While the risk for non-relapse mortality (NRM) associated with early cytomegalovirus (CMV) reactivation (CMVR) after allogeneic hematopoietic stem cell transplantation (HSCT) is well established, debate is ongoing on whether CMVR may reduce the risk of primary disease relapse.
Relapse protection following early CMV reactivation after HSCT in the context of the HLA-C KIR ligands of the recipients.
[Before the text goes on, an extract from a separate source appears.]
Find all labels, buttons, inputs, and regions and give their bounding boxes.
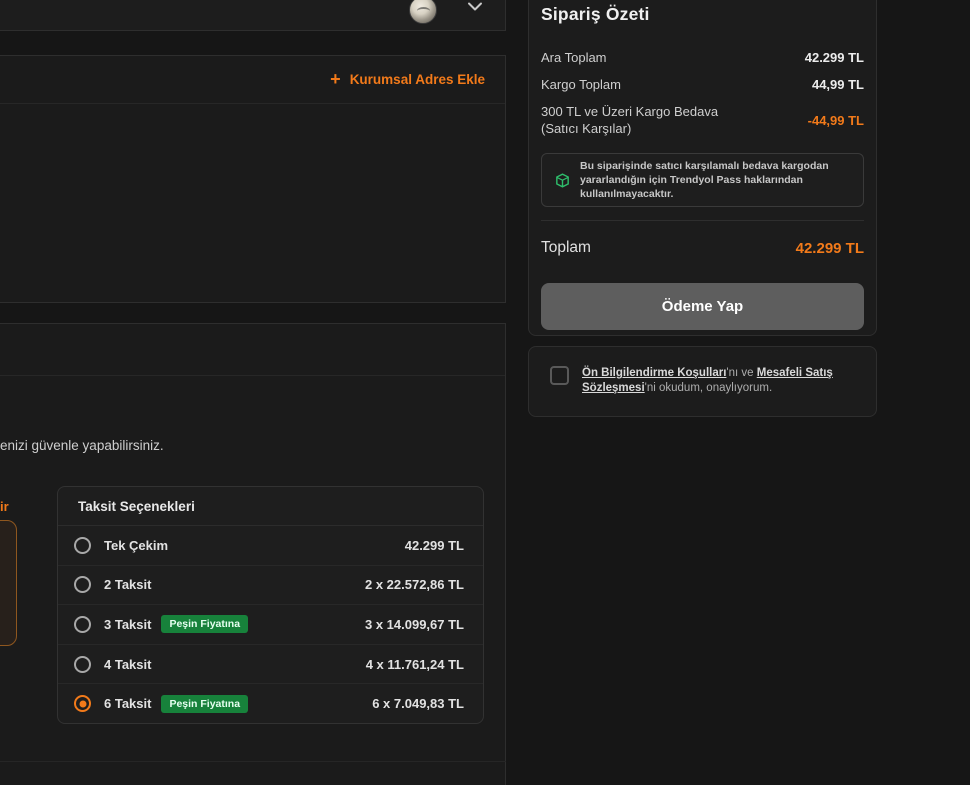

In this retrospective, bi-centric study, 406 matched-related or unrelated transplants for acute myeloid leukemia (AML) or myelodysplastic syndrome (MDS) were stratified by HLA-C KIRL groups (homozygous versus heterozygous) and were separately analyzed for the impact of early CMVR on the cumulative incidence of relapse, non-relapse mortality (NRM), acute and chronic graft-versus-host-disease (GVHD), using landmark and multi-state analyses.
By landmark analysis of patients alive and relapse-free 45 days post-HSCT, HLA-C KIRL homozygous recipients (C1/1 or C2/2) had a lower risk of subsequent relapse if CMVR occurred before this landmark (sub-hazard ratio (sHR) 0.36; P=0.002). By contrast, in HLA-C KIRL heterozygous (C1/2) recipients, early CMVR had no impact on subsequent relapse (sHR 0.88; P=0.63). In the homozygous cohort, NRM (sHR 3.31; P<0.001), and aGVHD 3-4 (sHR 2.60; P=0.04) were significantly increased after early CMVR, but not so in the heterozygous group (sHR 1.23; P=0.53, and sHR 1.40; P=0.50). Multivariable landmark analyses and a multi-state model confirmed the limitation of the relapse-protective effect of early CMVR to the homozygous cohort. Chronic GVHD and overall survival were not influenced in neither cohort.
An antileukemic effect of early CMVR after HSCT for AML/MDS was significant, but strictly limited to recipients homozygous for HLA-C KIRL. However, particularly in this cohort, CMVR had an adverse impact on aGVHD and NRM.